Мы втроем поднимаемся на помост и занимаем свои места. Над троном раскрыт великолепный балдахин, но моего стула он пока не покрывает. Лишь только став королевой, я буду вкушать под этим золотым покровом. Я окидываю взглядом зал, сотни лиц, разглядывающих меня. Эти люди подталкивают друг друга локтями и показывают на меня, осознав, что я стану их королевой, до тех пор пока не раздается пение горнов и вперед не выходит глашатай.
Я замечаю, как осторожно выказывает эмоции Эдвард Сеймур, понимая, что новая королева приблизит к себе новых советников, новых королевских родственников, новых королевских друзей и приближенных. Он тщательнейшим образом оценит, насколько серьезно я смогу угрожать его положению шурина короля, брата королевы, трагически погибшей от родильной горячки. Его брата нигде не видно, и я не ищу его глазами. Я смотрю прямо перед собою невидящими глазами, надеясь, что Томас сегодня решил поужинать в другом месте. Мне нельзя его искать. До конца моих дней.
* * *
Я молю Господа, чтобы он направил меня, дабы сбылась воля Его, а моя непокорная воля и неподобающие желания были полностью подчинены божественному плану. Я не знаю, где искать Бога: то ли в старых церковных ритуалах, в образах святых мучеников, в чудесах и старцах – то ли в новых молитвах на английском и самостоятельном чтении Библии. Но я должна Его найти. Мне Он необходим, чтобы подавить мою страсть и обуздать мои собственные устремления. Если мне надлежит предстать пред Его алтарем, чтобы принести клятву верности в еще одном, лишенном любви браке, мне жизненно необходима его помощь и поддержка. Я чувствую нутром, я совершенно уверена в том, что без Божьей помощи не смогу выйти замуж за короля. Я не сумею отказаться от Томаса, если не буду верить, что делаю это ради великой цели. Я не смогу отречься от своей первой, единственной любви, моей нежности, моей страсти к этому удивительному, невероятно притягательному мужчине, если только Божья любовь не займет ее место.

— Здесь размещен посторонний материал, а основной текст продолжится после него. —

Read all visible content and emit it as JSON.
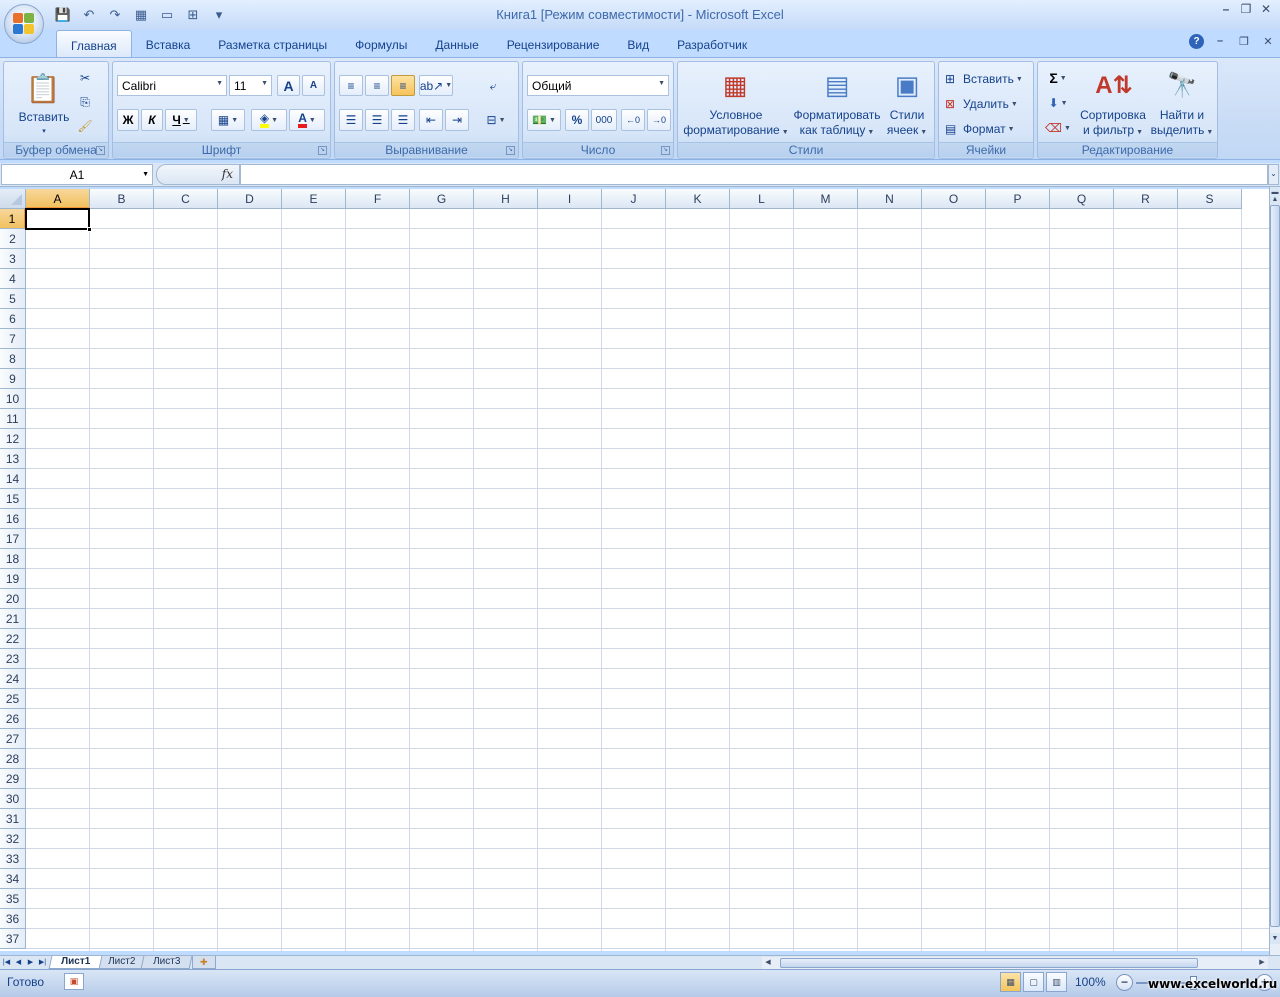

Я молюсь с пылкостью новообращенного, преклонив колена возле архиепископа Кранмера, который вернулся ко двору, где против него никто не произнес и слова, словно сама эта история с обвинением в ереси была лишь отступлением, фигурой танца – шаг вперед, два назад, в сторону и кругом. Я не понимаю, как такое возможно, но мне кажется, что король сам вовлек своих советников в эту игру, заставив их обвинить архиепископа, а затем помиловал того и повелел ему начать расследование против своих обвинителей. И теперь окружение Стефана Гардинера трепещет от страха, а Томас Кранмер горделиво возвращается ко двору, чтобы укрепиться в милости короля. Он сейчас молится подле меня, подняв испещренное морщинами лицо вверх, в то время как я молча пытаюсь убить свою любовь к Томасу, заменяя ее на любовь к Всевышнему. Но бедное мое сердце даже сейчас, во время исступленной молитвы, в лице, искаженном крестной мукой на распятье, угадывает его смуглые черты, и святая мука мне кажется сладострастием. Осознавая эту подмену, я крепче сжимаю веки и бросаюсь в молитву с еще большим отчаянием.
Рядом со мною молится леди Мария, которая так и не произнесла ни единого слова касательно моей новой роли и изменения в положении. Лишь один раз она тихо высказала мне свое одобрение и вежливо поздравила отца. Между трагической кончиной ее матери и моим появлением ей представляли слишком много мачех, чтобы она сколько-нибудь серьезно отнеслась к тому, что я заняла место Екатерина Арагонской. Принцесса не прониклась ко мне ни ненавистью, ни доверием. Ее последняя мачеха не продержалась подле короля и двух лет. Я даже готова поклясться, что леди Мария убеждена, что без Божьей помощи мне никогда не занять места ее матери – и никогда там не удержаться. Однако то, как осеняет себя крестным знамением в конце молитвы, бросая на меня быстрый, полный жалости взгляд, говорит мне, что, по ее мнению, одной Божьей помощи мне будет явно не достаточно. Леди Мария смотрит на меня так, словно я, ведомая лишь светом одной свечи, отправляюсь в путь по топким болотам, в сумеречной тьме. Но вот она слегка поводит плечами и отворачивается.